Prepare a Safe Sleep Space
Your baby’s sleep area should be ready before delivery. The American Academy of Pediatrics recommends placing infants on their backs, alone, on a firm, flat mattress with only a fitted sheet. That means no loose blankets, pillows, stuffed animals, or bumper pads in the crib, bassinet, or portable play yard. Babies should not sleep on couches, armchairs, or in swings and car seats (outside of car travel). Room-sharing without bed-sharing is the safest setup for the first several months.
Stock Up for Postpartum Recovery
Recovery supplies are easy to overlook while you’re focused on the baby, but having them ready at home makes a real difference. For perineal soreness after a vaginal delivery, the essentials include ice packs, a peri bottle (a squirt bottle to rinse with warm water while urinating), witch hazel pads, and a cushion or padded ring to sit on. A stool softener is worth having on hand, since the first postpartum bowel movements can be uncomfortable, especially if you had tearing or an episiotomy.

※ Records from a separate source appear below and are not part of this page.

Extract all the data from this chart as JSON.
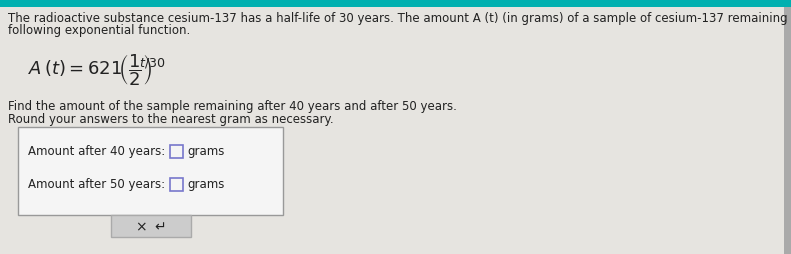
{
  "bg_color": "#e6e4e0",
  "top_text_line1": "The radioactive substance cesium-137 has a half-life of 30 years. The amount A (t) (in grams) of a sample of cesium-137 remaining after t years is given by the",
  "top_text_line2": "following exponential function.",
  "find_text_line1": "Find the amount of the sample remaining after 40 years and after 50 years.",
  "find_text_line2": "Round your answers to the nearest gram as necessary.",
  "label_40": "Amount after 40 years:",
  "label_50": "Amount after 50 years:",
  "unit": "grams",
  "box_color": "#f5f5f5",
  "box_border_color": "#999999",
  "input_border_color": "#7777cc",
  "text_color": "#222222",
  "teal_color": "#00b0b0",
  "right_strip_color": "#888888",
  "btn_bg": "#cccccc",
  "btn_border": "#aaaaaa",
  "font_size_body": 8.5,
  "font_size_label": 8.5
}
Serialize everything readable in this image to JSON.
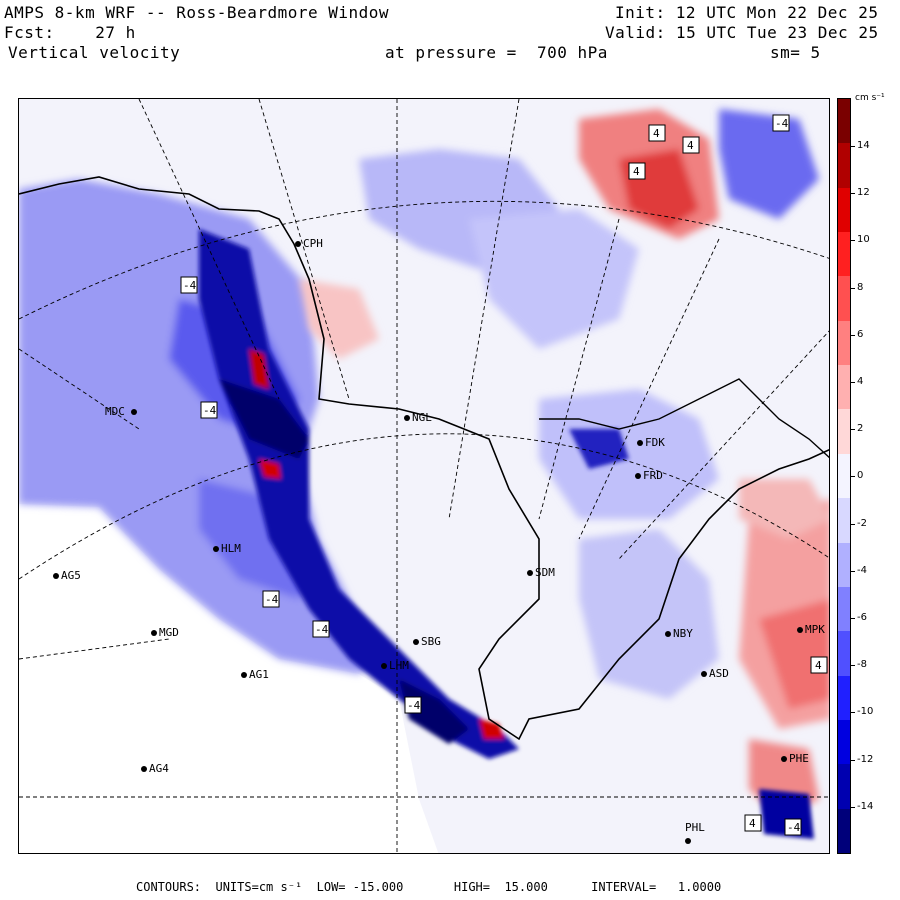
{
  "header": {
    "model_title": "AMPS 8-km WRF -- Ross-Beardmore Window",
    "forecast": "Fcst:    27 h",
    "field": "Vertical velocity",
    "init": "Init: 12 UTC Mon 22 Dec 25",
    "valid": "Valid: 15 UTC Tue 23 Dec 25",
    "pressure": "at pressure =  700 hPa",
    "smoothing": "sm= 5"
  },
  "colorbar": {
    "units": "cm s⁻¹",
    "ticks": [
      "14",
      "12",
      "10",
      "8",
      "6",
      "4",
      "2",
      "0",
      "-2",
      "-4",
      "-6",
      "-8",
      "-10",
      "-12",
      "-14"
    ],
    "colors": [
      "#7a0000",
      "#b00000",
      "#e00000",
      "#ff2020",
      "#ff5050",
      "#ff8080",
      "#ffb0b0",
      "#ffd8d8",
      "#f4f4ff",
      "#d8d8ff",
      "#b0b0ff",
      "#8080ff",
      "#5050ff",
      "#2020ff",
      "#0000e0",
      "#0000b0",
      "#00007a"
    ]
  },
  "stations": [
    {
      "code": "CPH"
    },
    {
      "code": "MDC"
    },
    {
      "code": "NGL"
    },
    {
      "code": "FDK"
    },
    {
      "code": "FRD"
    },
    {
      "code": "SDM"
    },
    {
      "code": "AG5"
    },
    {
      "code": "MGD"
    },
    {
      "code": "AG1"
    },
    {
      "code": "AG4"
    },
    {
      "code": "NBY"
    },
    {
      "code": "ASD"
    },
    {
      "code": "PHL"
    },
    {
      "code": "PHE"
    },
    {
      "code": "MPK"
    },
    {
      "code": "SBG"
    },
    {
      "code": "LHM"
    },
    {
      "code": "HLM"
    }
  ],
  "contour_labels": [
    "-4",
    "-4",
    "-4",
    "-4",
    "-4",
    "4",
    "4",
    "4",
    "-4",
    "4",
    "4",
    "-4"
  ],
  "footer": "CONTOURS:  UNITS=cm s⁻¹  LOW= -15.000       HIGH=  15.000      INTERVAL=   1.0000"
}
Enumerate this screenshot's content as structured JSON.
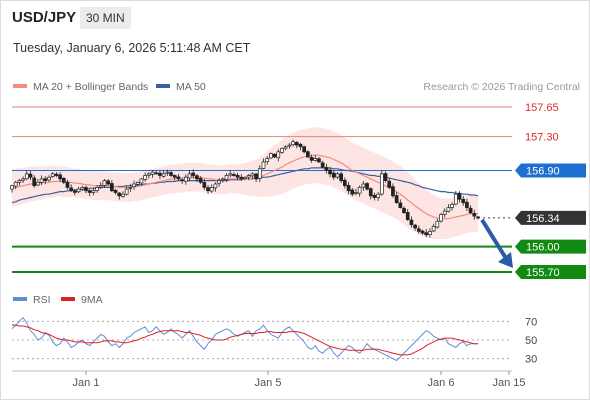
{
  "header": {
    "symbol": "USD/JPY",
    "timeframe": "30 MIN",
    "datetime": "Tuesday, January 6, 2026 5:11:48 AM CET"
  },
  "legend": {
    "ma20": "MA 20 + Bollinger Bands",
    "ma50": "MA 50",
    "credit": "Research © 2026 Trading Central"
  },
  "rsi_legend": {
    "rsi": "RSI",
    "ma": "9MA"
  },
  "colors": {
    "ma20": "#f28b82",
    "ma50": "#3d5f9e",
    "band_fill": "#fde0de",
    "candle": "#222222",
    "resistance": "#e8847c",
    "pivot": "#1f6fd1",
    "support": "#128a12",
    "current": "#333333",
    "arrow": "#2b5aa6",
    "rsi": "#5b8fd6",
    "rsi_ma": "#e02020"
  },
  "chart_data": [
    {
      "type": "candlestick",
      "title": "USD/JPY 30 MIN",
      "ylim": [
        155.55,
        157.82
      ],
      "x_tick_labels": [
        "Jan 1",
        "Jan 5",
        "Jan 6",
        "Jan 15"
      ],
      "levels": [
        {
          "name": "resistance-2",
          "value": 157.65,
          "label": "157.65",
          "kind": "resistance"
        },
        {
          "name": "resistance-1",
          "value": 157.3,
          "label": "157.30",
          "kind": "resistance"
        },
        {
          "name": "pivot",
          "value": 156.9,
          "label": "156.90",
          "kind": "pivot"
        },
        {
          "name": "last-price",
          "value": 156.34,
          "label": "156.34",
          "kind": "current"
        },
        {
          "name": "support-1",
          "value": 156.0,
          "label": "156.00",
          "kind": "support"
        },
        {
          "name": "support-2",
          "value": 155.7,
          "label": "155.70",
          "kind": "support"
        }
      ],
      "forecast": {
        "from": 156.34,
        "to": 155.7,
        "direction": "down"
      },
      "close": [
        156.72,
        156.76,
        156.78,
        156.8,
        156.86,
        156.82,
        156.72,
        156.76,
        156.8,
        156.78,
        156.82,
        156.86,
        156.84,
        156.8,
        156.76,
        156.7,
        156.66,
        156.64,
        156.68,
        156.7,
        156.66,
        156.64,
        156.66,
        156.7,
        156.72,
        156.78,
        156.74,
        156.66,
        156.64,
        156.6,
        156.62,
        156.68,
        156.7,
        156.74,
        156.76,
        156.8,
        156.84,
        156.86,
        156.88,
        156.86,
        156.84,
        156.86,
        156.88,
        156.84,
        156.82,
        156.8,
        156.78,
        156.82,
        156.86,
        156.84,
        156.8,
        156.76,
        156.7,
        156.66,
        156.7,
        156.74,
        156.78,
        156.8,
        156.84,
        156.86,
        156.84,
        156.82,
        156.8,
        156.82,
        156.84,
        156.86,
        156.8,
        156.92,
        157.0,
        157.04,
        157.1,
        157.06,
        157.12,
        157.16,
        157.18,
        157.2,
        157.24,
        157.2,
        157.18,
        157.12,
        157.06,
        157.02,
        157.04,
        157.0,
        156.94,
        156.9,
        156.86,
        156.82,
        156.86,
        156.78,
        156.72,
        156.66,
        156.62,
        156.64,
        156.7,
        156.74,
        156.68,
        156.6,
        156.58,
        156.62,
        156.86,
        156.78,
        156.7,
        156.6,
        156.52,
        156.46,
        156.4,
        156.32,
        156.26,
        156.22,
        156.18,
        156.16,
        156.14,
        156.18,
        156.24,
        156.3,
        156.38,
        156.42,
        156.46,
        156.5,
        156.62,
        156.56,
        156.52,
        156.46,
        156.4,
        156.36,
        156.34
      ],
      "ma20": [
        156.7,
        156.7,
        156.71,
        156.72,
        156.73,
        156.74,
        156.74,
        156.75,
        156.75,
        156.76,
        156.76,
        156.77,
        156.77,
        156.77,
        156.77,
        156.76,
        156.76,
        156.75,
        156.75,
        156.74,
        156.73,
        156.73,
        156.72,
        156.72,
        156.72,
        156.72,
        156.72,
        156.71,
        156.71,
        156.7,
        156.7,
        156.7,
        156.7,
        156.71,
        156.71,
        156.72,
        156.73,
        156.74,
        156.75,
        156.76,
        156.77,
        156.78,
        156.79,
        156.8,
        156.8,
        156.81,
        156.81,
        156.82,
        156.82,
        156.82,
        156.82,
        156.82,
        156.81,
        156.8,
        156.8,
        156.79,
        156.79,
        156.79,
        156.79,
        156.8,
        156.8,
        156.8,
        156.8,
        156.8,
        156.8,
        156.81,
        156.81,
        156.82,
        156.84,
        156.86,
        156.88,
        156.9,
        156.92,
        156.94,
        156.97,
        156.99,
        157.01,
        157.03,
        157.05,
        157.06,
        157.07,
        157.08,
        157.08,
        157.08,
        157.07,
        157.06,
        157.05,
        157.03,
        157.01,
        156.99,
        156.96,
        156.93,
        156.9,
        156.88,
        156.86,
        156.84,
        156.82,
        156.8,
        156.78,
        156.76,
        156.74,
        156.72,
        156.7,
        156.68,
        156.65,
        156.62,
        156.59,
        156.55,
        156.52,
        156.48,
        156.45,
        156.42,
        156.39,
        156.37,
        156.35,
        156.34,
        156.33,
        156.33,
        156.33,
        156.34,
        156.35,
        156.36,
        156.37,
        156.38,
        156.39,
        156.39,
        156.39
      ],
      "ma50": [
        156.52,
        156.53,
        156.55,
        156.56,
        156.57,
        156.58,
        156.59,
        156.6,
        156.61,
        156.62,
        156.62,
        156.63,
        156.64,
        156.65,
        156.65,
        156.66,
        156.66,
        156.67,
        156.67,
        156.68,
        156.68,
        156.69,
        156.69,
        156.69,
        156.7,
        156.7,
        156.7,
        156.7,
        156.71,
        156.71,
        156.71,
        156.72,
        156.72,
        156.72,
        156.73,
        156.73,
        156.74,
        156.74,
        156.75,
        156.75,
        156.76,
        156.76,
        156.77,
        156.77,
        156.77,
        156.78,
        156.78,
        156.78,
        156.78,
        156.78,
        156.78,
        156.78,
        156.78,
        156.78,
        156.78,
        156.78,
        156.78,
        156.78,
        156.78,
        156.79,
        156.79,
        156.79,
        156.79,
        156.8,
        156.8,
        156.8,
        156.81,
        156.81,
        156.82,
        156.82,
        156.83,
        156.84,
        156.85,
        156.86,
        156.87,
        156.88,
        156.89,
        156.9,
        156.91,
        156.92,
        156.92,
        156.93,
        156.93,
        156.93,
        156.93,
        156.93,
        156.93,
        156.92,
        156.92,
        156.91,
        156.9,
        156.9,
        156.89,
        156.88,
        156.87,
        156.86,
        156.85,
        156.84,
        156.84,
        156.83,
        156.83,
        156.82,
        156.81,
        156.8,
        156.79,
        156.78,
        156.77,
        156.76,
        156.75,
        156.73,
        156.72,
        156.7,
        156.69,
        156.68,
        156.67,
        156.66,
        156.65,
        156.65,
        156.64,
        156.64,
        156.63,
        156.63,
        156.62,
        156.62,
        156.61,
        156.61,
        156.6
      ],
      "bb_width": [
        0.22,
        0.22,
        0.22,
        0.21,
        0.21,
        0.21,
        0.2,
        0.2,
        0.2,
        0.19,
        0.19,
        0.19,
        0.18,
        0.18,
        0.18,
        0.18,
        0.17,
        0.17,
        0.17,
        0.17,
        0.17,
        0.17,
        0.17,
        0.17,
        0.17,
        0.17,
        0.17,
        0.17,
        0.17,
        0.17,
        0.17,
        0.17,
        0.17,
        0.17,
        0.17,
        0.17,
        0.17,
        0.17,
        0.17,
        0.17,
        0.17,
        0.17,
        0.17,
        0.17,
        0.17,
        0.17,
        0.17,
        0.17,
        0.17,
        0.17,
        0.17,
        0.17,
        0.17,
        0.17,
        0.17,
        0.17,
        0.17,
        0.17,
        0.17,
        0.17,
        0.17,
        0.17,
        0.18,
        0.19,
        0.2,
        0.21,
        0.22,
        0.23,
        0.25,
        0.27,
        0.29,
        0.3,
        0.31,
        0.32,
        0.33,
        0.33,
        0.33,
        0.33,
        0.33,
        0.33,
        0.33,
        0.33,
        0.33,
        0.33,
        0.33,
        0.33,
        0.33,
        0.33,
        0.33,
        0.33,
        0.33,
        0.33,
        0.33,
        0.33,
        0.33,
        0.33,
        0.33,
        0.33,
        0.33,
        0.33,
        0.33,
        0.33,
        0.33,
        0.33,
        0.33,
        0.33,
        0.33,
        0.33,
        0.32,
        0.31,
        0.3,
        0.29,
        0.28,
        0.27,
        0.26,
        0.25,
        0.24,
        0.24,
        0.24,
        0.23,
        0.23,
        0.23,
        0.22,
        0.22,
        0.22,
        0.22,
        0.22
      ]
    },
    {
      "type": "line",
      "title": "RSI",
      "ylim": [
        20,
        80
      ],
      "y_ticks": [
        30,
        50,
        70
      ],
      "series": [
        {
          "name": "RSI",
          "values": [
            62,
            66,
            70,
            74,
            68,
            60,
            56,
            50,
            52,
            58,
            55,
            48,
            44,
            46,
            52,
            48,
            42,
            44,
            48,
            50,
            46,
            44,
            48,
            52,
            56,
            54,
            48,
            44,
            46,
            42,
            46,
            52,
            54,
            58,
            60,
            62,
            64,
            58,
            60,
            64,
            60,
            56,
            58,
            62,
            58,
            56,
            52,
            56,
            60,
            54,
            48,
            44,
            40,
            46,
            50,
            56,
            58,
            60,
            62,
            60,
            56,
            54,
            56,
            58,
            60,
            54,
            60,
            62,
            66,
            60,
            56,
            54,
            52,
            58,
            62,
            64,
            60,
            56,
            52,
            48,
            42,
            40,
            44,
            38,
            36,
            40,
            42,
            36,
            32,
            36,
            40,
            44,
            42,
            38,
            36,
            40,
            46,
            42,
            40,
            38,
            36,
            34,
            32,
            30,
            28,
            32,
            36,
            40,
            44,
            48,
            52,
            56,
            60,
            58,
            54,
            52,
            50,
            52,
            46,
            44,
            42,
            46,
            48,
            44,
            46,
            46,
            46
          ]
        },
        {
          "name": "9MA",
          "values": [
            66,
            66,
            65,
            65,
            64,
            63,
            61,
            60,
            58,
            57,
            56,
            54,
            52,
            51,
            50,
            50,
            49,
            48,
            48,
            48,
            47,
            47,
            47,
            47,
            48,
            49,
            49,
            49,
            48,
            48,
            47,
            47,
            48,
            49,
            50,
            52,
            53,
            55,
            56,
            58,
            59,
            60,
            60,
            60,
            60,
            60,
            59,
            58,
            58,
            57,
            56,
            55,
            53,
            52,
            51,
            50,
            50,
            50,
            51,
            53,
            54,
            55,
            56,
            57,
            57,
            57,
            57,
            58,
            58,
            59,
            59,
            58,
            58,
            58,
            58,
            59,
            59,
            59,
            58,
            57,
            55,
            53,
            51,
            49,
            47,
            45,
            43,
            42,
            41,
            40,
            40,
            39,
            39,
            39,
            39,
            39,
            40,
            40,
            40,
            40,
            39,
            38,
            37,
            36,
            35,
            34,
            34,
            34,
            35,
            37,
            39,
            41,
            44,
            46,
            48,
            50,
            51,
            52,
            52,
            52,
            51,
            50,
            49,
            48,
            47,
            46,
            46
          ]
        }
      ]
    }
  ]
}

For breastfeeding, keep warm and cold washcloths available. Warm compresses before feeding can help with letdown, and cold ones between feedings ease soreness. A breast pump is useful if you need to relieve engorgement or help your baby latch by expressing a small amount of milk first. A supportive bra, like a sports bra, helps whether you’re breastfeeding or not.
Stocking these items by week 36 or so gives you a buffer in case labor comes early, and means you won’t be sending someone to the store during your first days at home with a newborn.